Le pouvoir actuel en place est conduit par une seule personne, en l’occurrence le président de la République Kaïs Saïed. Celui-ci, depuis quinze mois, gouverne tout seul par le biais de décrets dont les plus déterminants dans la vie publique sont émis dans le secret le plus absolu et rendus publics au Journal officiel, généralement, aux alentours de minuit.
Alors, une question se pose avec insistance. Après toute cette période de pouvoir personnel et sans partage, il est légitime de se demander, en effet, quelles sont les parties soutenant encore le chef de l’Etat, Kaïs Saïed.
Il y a bien sûr, les Chiheb Mekki, alias Ridha Lénine, Ahmed Chaftar, Ezzeddine Chelbi, Kaïs Karoui, l’étrange Riadh Jrad ; les anciens Thameur Bdida, Oussama Ben Arfa ; et à un degré moindre les Zouheir Maghzaoui et Zouheir Hamdi qui le soutiennent même s’ils sont en désaccord avec lui sur toute la ligne! Bien entendu, il y a d’autres personnalités qui continuent à l’appuyer dans l’attente d’avoir un probable poste de député au prochain parlement…

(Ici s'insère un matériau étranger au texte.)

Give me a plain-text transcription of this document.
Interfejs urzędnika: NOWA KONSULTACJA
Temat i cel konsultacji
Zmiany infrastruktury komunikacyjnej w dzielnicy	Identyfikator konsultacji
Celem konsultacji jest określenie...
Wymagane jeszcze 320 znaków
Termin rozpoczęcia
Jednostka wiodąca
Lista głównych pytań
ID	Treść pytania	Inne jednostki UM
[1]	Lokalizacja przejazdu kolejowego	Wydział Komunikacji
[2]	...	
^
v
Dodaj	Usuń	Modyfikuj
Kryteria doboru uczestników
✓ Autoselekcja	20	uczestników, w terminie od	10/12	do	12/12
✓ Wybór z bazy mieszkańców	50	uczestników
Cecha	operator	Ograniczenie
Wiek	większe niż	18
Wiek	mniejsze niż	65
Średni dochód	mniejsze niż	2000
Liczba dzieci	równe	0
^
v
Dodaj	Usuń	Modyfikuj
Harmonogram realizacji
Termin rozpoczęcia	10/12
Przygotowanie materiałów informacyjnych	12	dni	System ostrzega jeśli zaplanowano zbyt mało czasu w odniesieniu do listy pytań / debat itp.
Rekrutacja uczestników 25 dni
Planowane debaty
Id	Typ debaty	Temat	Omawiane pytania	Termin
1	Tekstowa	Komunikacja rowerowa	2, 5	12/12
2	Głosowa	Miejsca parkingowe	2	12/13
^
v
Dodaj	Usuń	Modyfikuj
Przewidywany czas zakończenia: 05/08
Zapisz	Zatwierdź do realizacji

Popularité et légitimité, avez-vous dit ?!
Bien sûr, nombre d’animateurs de plateaux radiotélévisés et autres chroniqueurs continuent de ressasser cette rengaine. Laquelle veut attribuer à Kaïs Saïed une popularité sans égale. Et ce, sur la base du nombre de voix obtenues à l’élection présidentielle de 2019.
Le fait est qu’au premier tour desdites élections, il n’a obtenue que 620 711 voix; contre 525 mille 517 à son concurrent direct à l’époque, Nabil Karoui. Soit moins de cent mille voix de différence.
Autrement dit, les 620 mille voix constituent le chiffre réel de ses partisans. Alors que plus de deux millions sont le fruit du report des voix des Nahdhaouis, d’al Karama, d’Ettayar, d’Echaâb et autres. Et ce n’est pas peu dire.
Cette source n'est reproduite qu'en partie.